Day 38 (Job 25:1-41:34)

Job cries out to God.

Good Eventide Lords and Ladies~

 Just to clear up one point of confusion– the main point to Fellowship February is to strengthen the level of community at CRBC.  The idea is to spend time with someone, couple, or family from CRBC in order to create a higher level of friendship, love, and comradery. 

 A have to confess, I got to chapter 32 of Job and completely changed my mind about the book.  I was not to keen on it early on.  Probably the bad press Job’s three friends dish out.  Job’s friend Elihu is cut from a different bolt of cloth.  Then when Ch. 38 rolled around, I felt the size of a pea.  Jeepers.  What a mighty God we serve, eh?

 Some info about Job:

 An important secret must be recognized to understand the book of Job.  Job and his friends all believe that he is on trial, but the secret is that it is God’s policies that are on trial.  Satan claims that God’s policy of bringing blessing on righteous people is flawed because they will then be motivated by prosperity rather than simply the desire to be righteous.  When Job begins to experience suffering, he likewise concludes that God’s policies are flawed if righteous people can be treated so harshly.  So the question is established: How should God run the world with justice in mind and still promote true righteousness?
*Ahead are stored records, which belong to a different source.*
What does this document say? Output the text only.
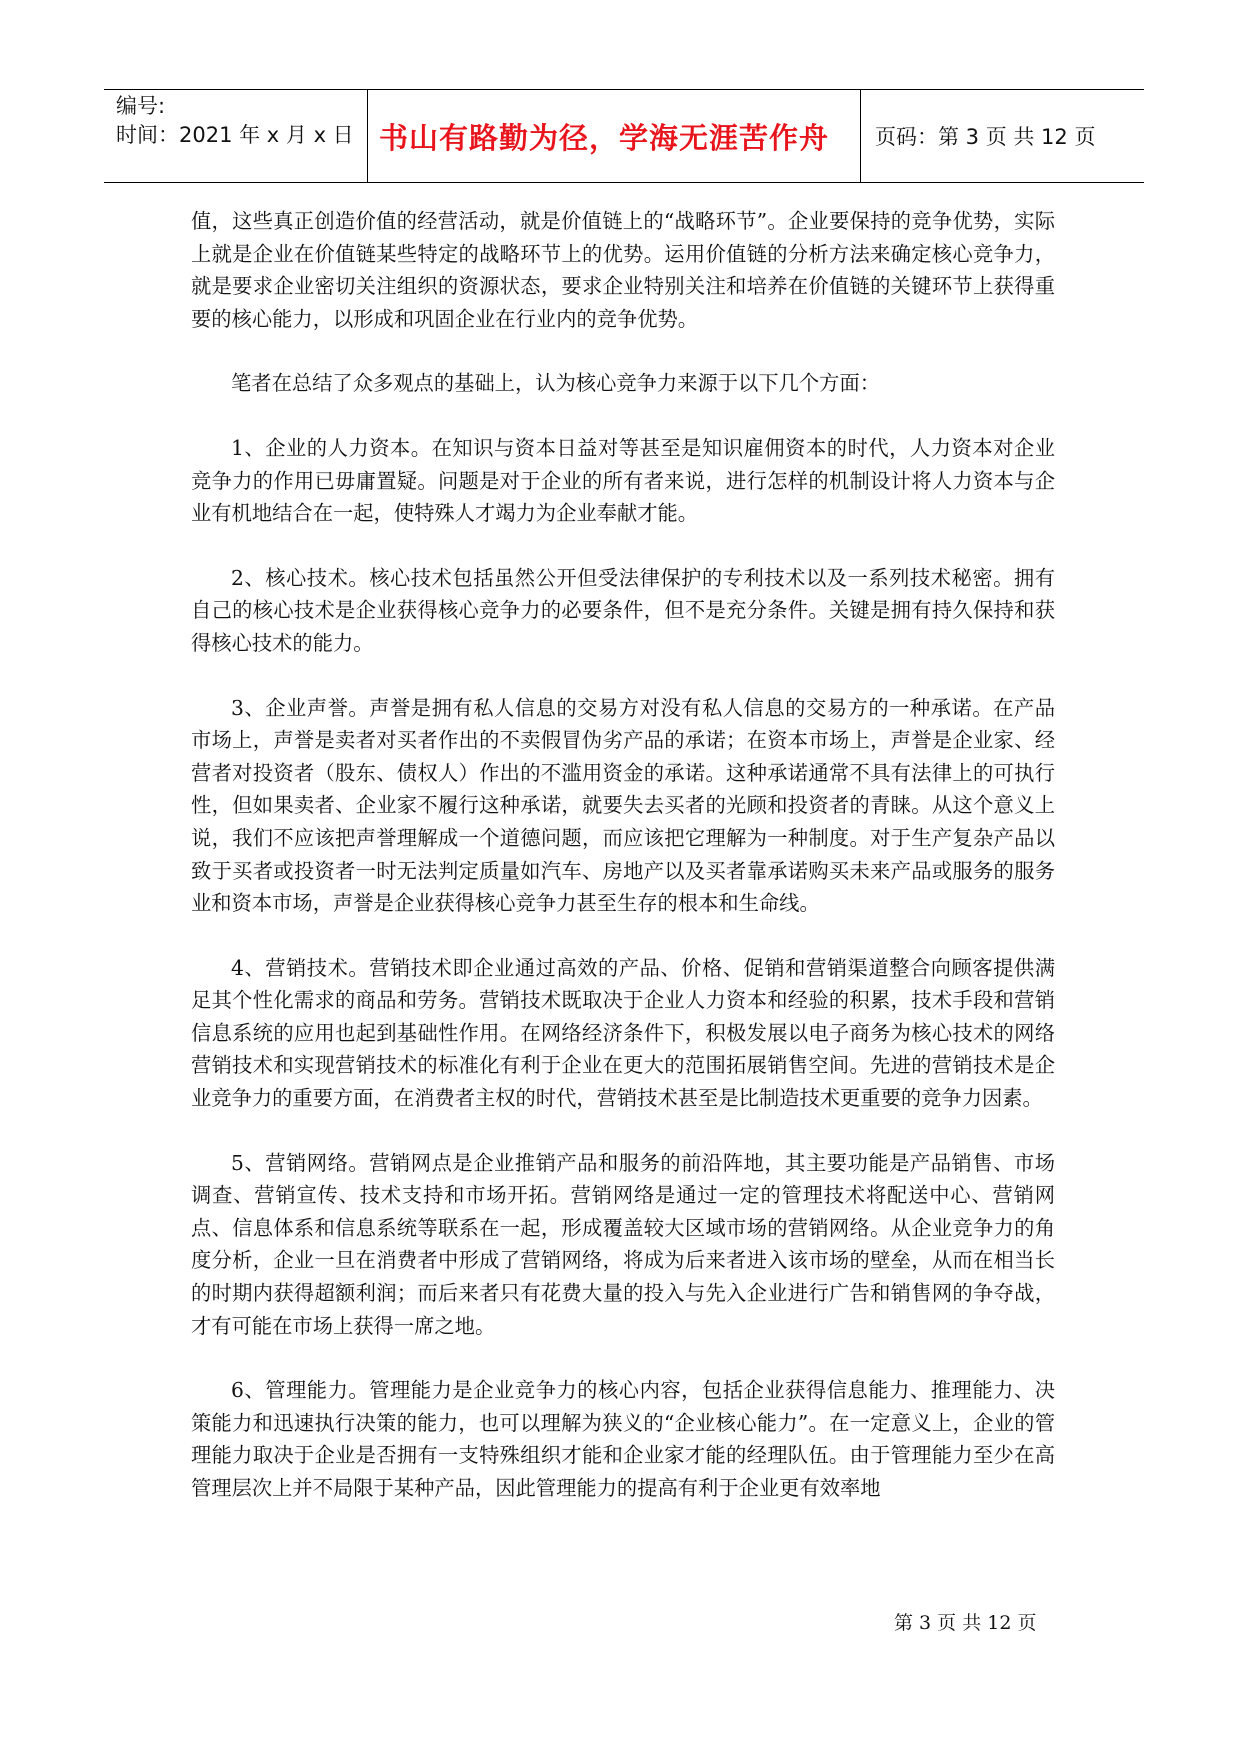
编号:
时间：2021 年 x 月 x 日 书山有路勤为径，学海无涯苦作舟 页码：第 3 页 共 12 页

值，这些真正创造价值的经营活动，就是价值链上的“战略环节”。企业要保持的竞争优势，实际上就是企业在价值链某些特定的战略环节上的优势。运用价值链的分析方法来确定核心竞争力，就是要求企业密切关注组织的资源状态，要求企业特别关注和培养在价值链的关键环节上获得重要的核心能力，以形成和巩固企业在行业内的竞争优势。

笔者在总结了众多观点的基础上，认为核心竞争力来源于以下几个方面：

1、企业的人力资本。在知识与资本日益对等甚至是知识雇佣资本的时代，人力资本对企业竞争力的作用已毋庸置疑。问题是对于企业的所有者来说，进行怎样的机制设计将人力资本与企业有机地结合在一起，使特殊人才竭力为企业奉献才能。

2、核心技术。核心技术包括虽然公开但受法律保护的专利技术以及一系列技术秘密。拥有自己的核心技术是企业获得核心竞争力的必要条件，但不是充分条件。关键是拥有持久保持和获得核心技术的能力。

3、企业声誉。声誉是拥有私人信息的交易方对没有私人信息的交易方的一种承诺。在产品市场上，声誉是卖者对买者作出的不卖假冒伪劣产品的承诺；在资本市场上，声誉是企业家、经营者对投资者（股东、债权人）作出的不滥用资金的承诺。这种承诺通常不具有法律上的可执行性，但如果卖者、企业家不履行这种承诺，就要失去买者的光顾和投资者的青睐。从这个意义上说，我们不应该把声誉理解成一个道德问题，而应该把它理解为一种制度。对于生产复杂产品以致于买者或投资者一时无法判定质量如汽车、房地产以及买者靠承诺购买未来产品或服务的服务业和资本市场，声誉是企业获得核心竞争力甚至生存的根本和生命线。

4、营销技术。营销技术即企业通过高效的产品、价格、促销和营销渠道整合向顾客提供满足其个性化需求的商品和劳务。营销技术既取决于企业人力资本和经验的积累，技术手段和营销信息系统的应用也起到基础性作用。在网络经济条件下，积极发展以电子商务为核心技术的网络营销技术和实现营销技术的标准化有利于企业在更大的范围拓展销售空间。先进的营销技术是企业竞争力的重要方面，在消费者主权的时代，营销技术甚至是比制造技术更重要的竞争力因素。

5、营销网络。营销网点是企业推销产品和服务的前沿阵地，其主要功能是产品销售、市场调查、营销宣传、技术支持和市场开拓。营销网络是通过一定的管理技术将配送中心、营销网点、信息体系和信息系统等联系在一起，形成覆盖较大区域市场的营销网络。从企业竞争力的角度分析，企业一旦在消费者中形成了营销网络，将成为后来者进入该市场的壁垒，从而在相当长的时期内获得超额利润；而后来者只有花费大量的投入与先入企业进行广告和销售网的争夺战，才有可能在市场上获得一席之地。

6、管理能力。管理能力是企业竞争力的核心内容，包括企业获得信息能力、推理能力、决策能力和迅速执行决策的能力，也可以理解为狭义的“企业核心能力”。在一定意义上，企业的管理能力取决于企业是否拥有一支特殊组织才能和企业家才能的经理队伍。由于管理能力至少在高管理层次上并不局限于某种产品，因此管理能力的提高有利于企业更有效率地

第 3 页 共 12 页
 Job’s friends think that Job must be wicked because of his suffering.  Their advice reflects the standard conclusion that would be drawn in the ancient world: Deity has been offended by something and has brought punishment.  They believe that whether or not Job can identify what his offense might have been, he should just take any action that will appease the anger of deity so he can get his blessings back.  If Job does this, it would prove that Satan’s accusation was right– Job doesn’t really care about righteousness as long as he enjoys prosperity.  Job refuses (Job 27:16).

 Both Job and his friends believe that if God is just and truly runs the world, then the world must operate justly.  The book builds the case, beginning in the interlude in Job 26, that the actual foundation of the operation of the world is wisdom.  The justice of God’s policies is what is under investigation.  God does not try to defend His justice because no one is in a position to assess His justice.  To assess God’s justice in running the world, someone would have to have all the information about how the world is run.  God’s speeches make it plain that no one possesses such information (Job 40:8-14; 41:11).  The conclusion of the matter and the point the book intends to make is that the world is too complex for us to be able to have all the information that we would need to affirm that God is just.  We do have enough, however, to affirm that He is wise.  If we believe He is wise, then we can believe He is just.

 Job demonstrated that his righteousness was not simply a pursuit of blessing and prosperity.  Consequently, Satan’s accusation was shown to be false.  God demonstrated that the operation of the cosmos was based on wisdom rather than on a simplistic sense of justice.  Consequently, Job’s charge of injustice was also shown to be fake. God’s policies were thus vindicated, and He showed His renewed commitment to doling our justice in His wisdom by again heaping blessings on Job. 

 God administers the world in wisdom, and from His sovereign wisdom, justice results.   (The Essential Bible Companion)

 Have a great week.   Fare thee well, My Goodman and Adieu My Ladies.